Tim Carney’s Alienated America: Why Some Places Thrive While Others Collapse breaks down the 2016 presidential election into two parts. When Donald Trump was running in the Republican primaries against opponents like Jeb Bush, Ted Cruz, Marco Rubio, and John Kasich, his base was “white evangelicals who do not go to church.” Phase two support came once Trump won the nomination: “white evangelicals who go to church.” In the following excerpt, courtesy of HarperCollins, Carney shows how people in strong communities rejected Trump in the early primaries, but those “alienated, abandoned, lacking social ties and community rushed to him immediately.” Alienated America made WORLD’s short list for 2019 Book of the Year in the Understanding America category. —Marvin Olasky

Trump Country

We began in the Villages of Chevy Chase [Md.] and Oostburg [Wis.] because they were the exception. Trump dominated the Republican primaries across the country, winning the nomination fairly easily. He won the general election without a majority or even a plurality, sure, but 46 percent of the electorate is not shabby. He also showed strength in places where past Republican candidates had been weak, which is why he carried Ohio easily, and also won Pennsylvania, Wisconsin, and Michigan.

What Hillary Clinton thought was her “firewall” proved to be Trump Country.

I say Trump Country intentionally.

Sometimes when we talk about elections, we talk about demographics: the Soccer Mom Vote, the Hispanic Vote, the Youth Vote, or other ways of describing people by personal traits. If we imagine all Americans lined up in alphabetical order, or age order, and then sortable into these traits of race, age, sex, income, ideology, wealth, and so on, we commit a fatal abstraction. To understand the phenomenon of alienation and coming apart, we need to do more than consider who these people are. We need to consider where they are.

Geography, more than we typically assume, is destiny.

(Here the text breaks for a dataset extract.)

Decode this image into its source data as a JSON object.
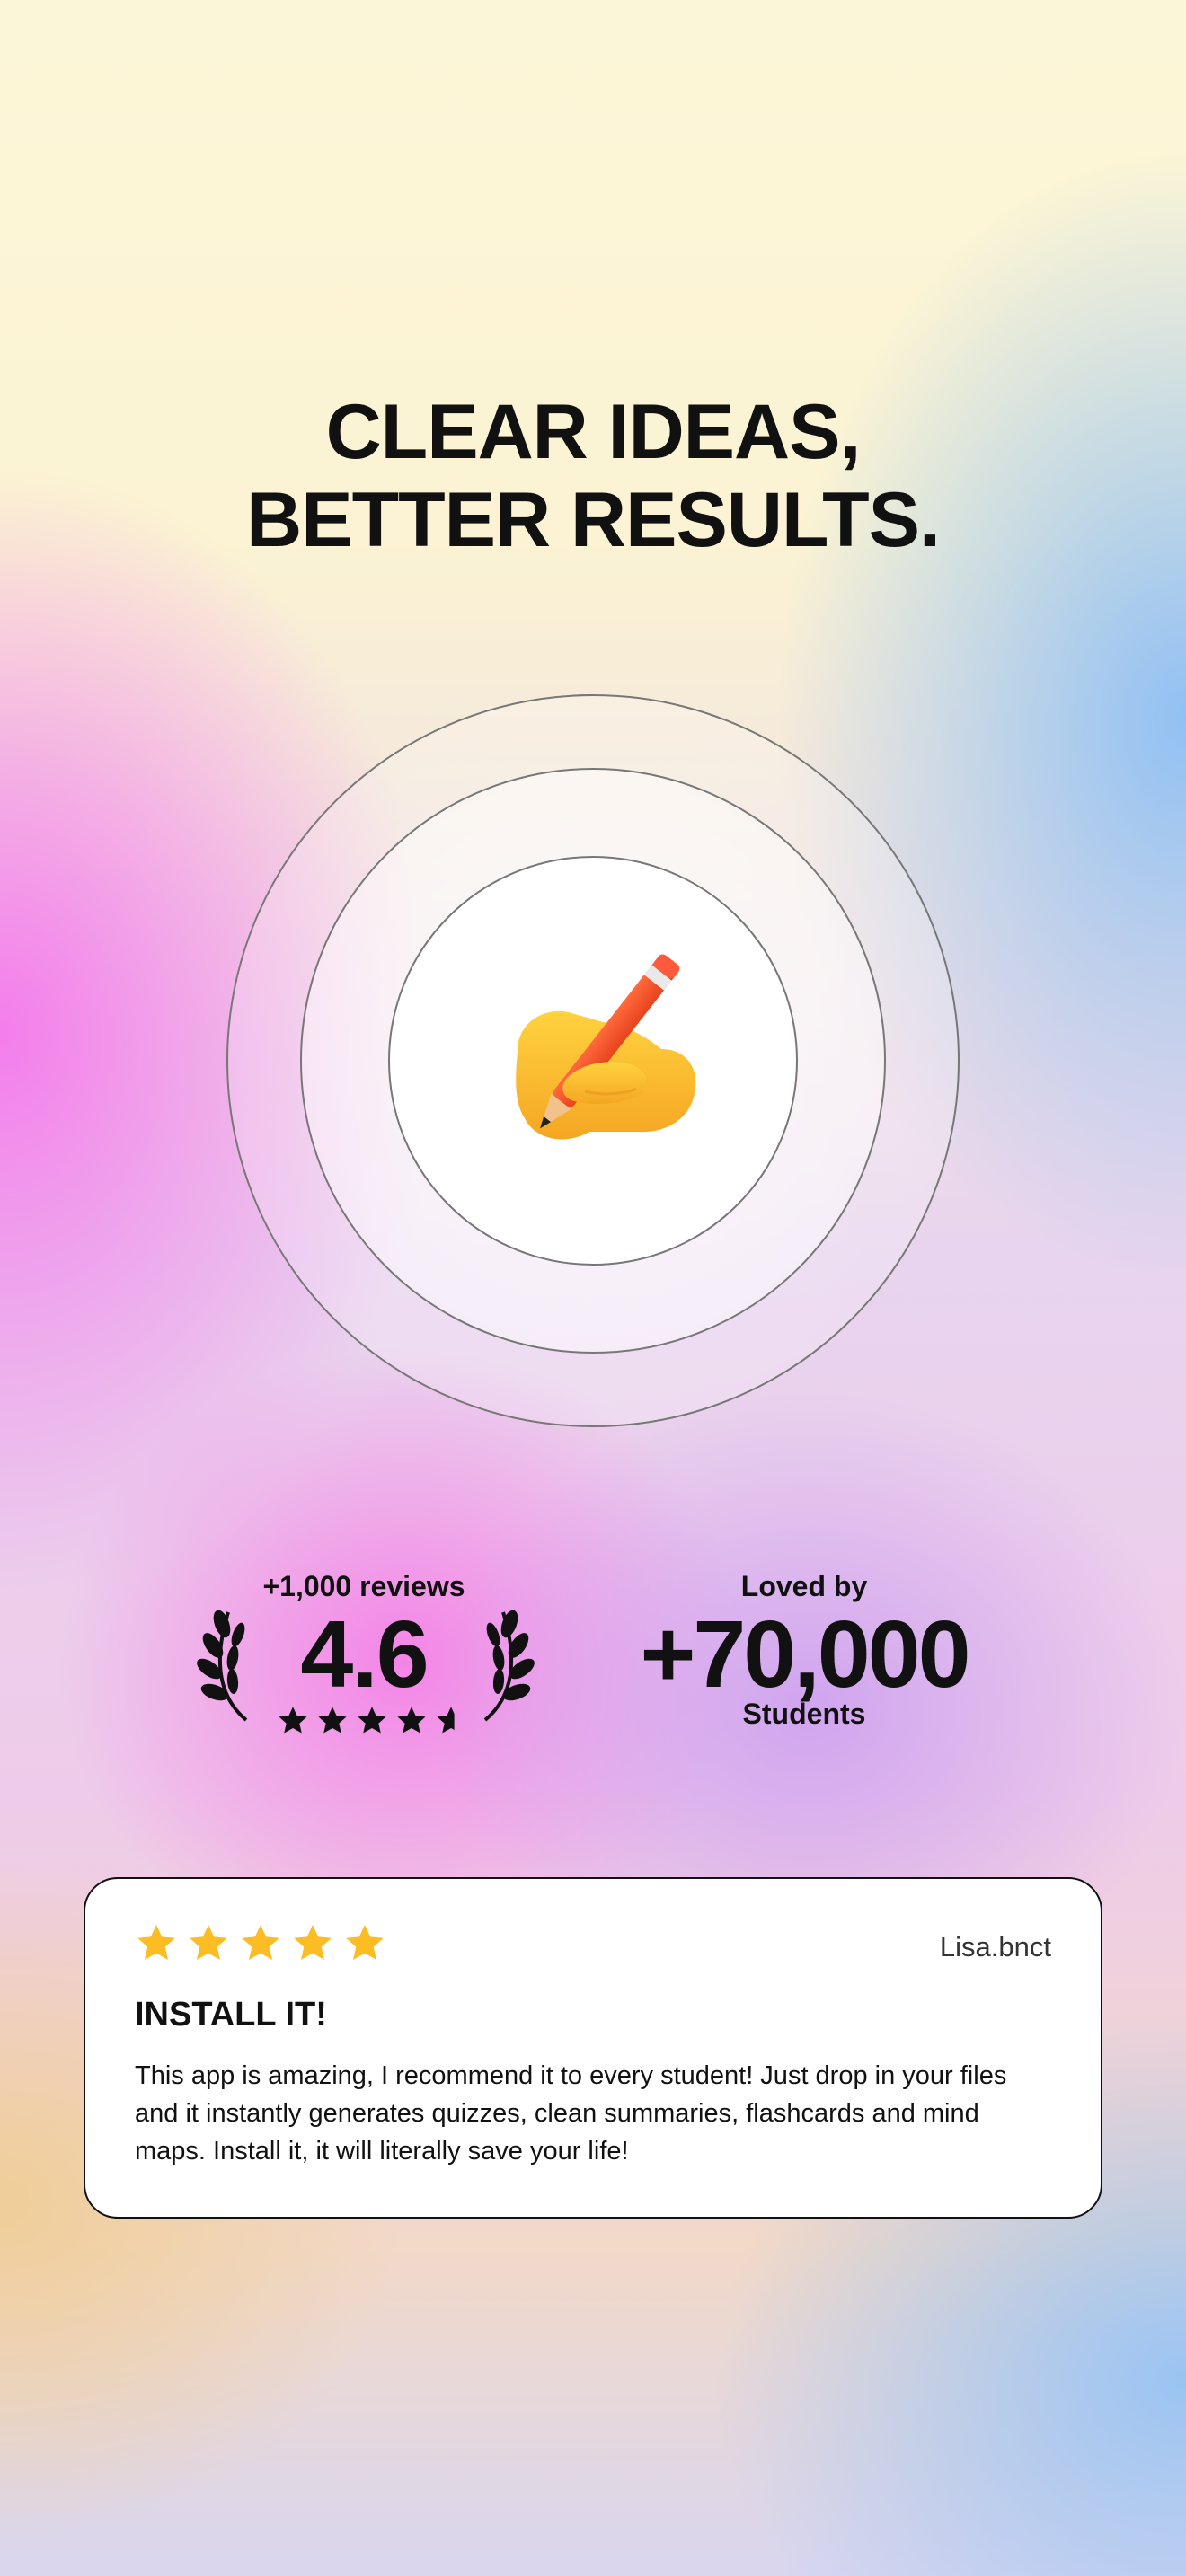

Employment is far worse in rural counties, but not only in rural counties. Most of Hillbilly Elegy’s tale of alienation took place in the Ohio suburb of Middletown. Death rates, especially death by suicide and overdose, correlated with Trump’s best counties (again his strong primary showings and his increases over the typical Republican). Educational attainment is lower in Trump Country. More people are on unemployment. More people are on disability.

These economic indicators are devastating, and crucial. But more telling are the social indicators. More men have dropped out of the workforce. Marriage rates are lower. Illegitimacy is higher. Divorce is higher.

These economic indicators are devastating, and crucial. But more telling are the social indicators.

Trump did better in the primaries among people who didn’t go to church, polls show. “Trump trailed Ted Cruz by 15 points among Republicans who attended religious services every week,” Peter Beinart reported. “But he led Cruz by a whopping 27 points among those who did not.”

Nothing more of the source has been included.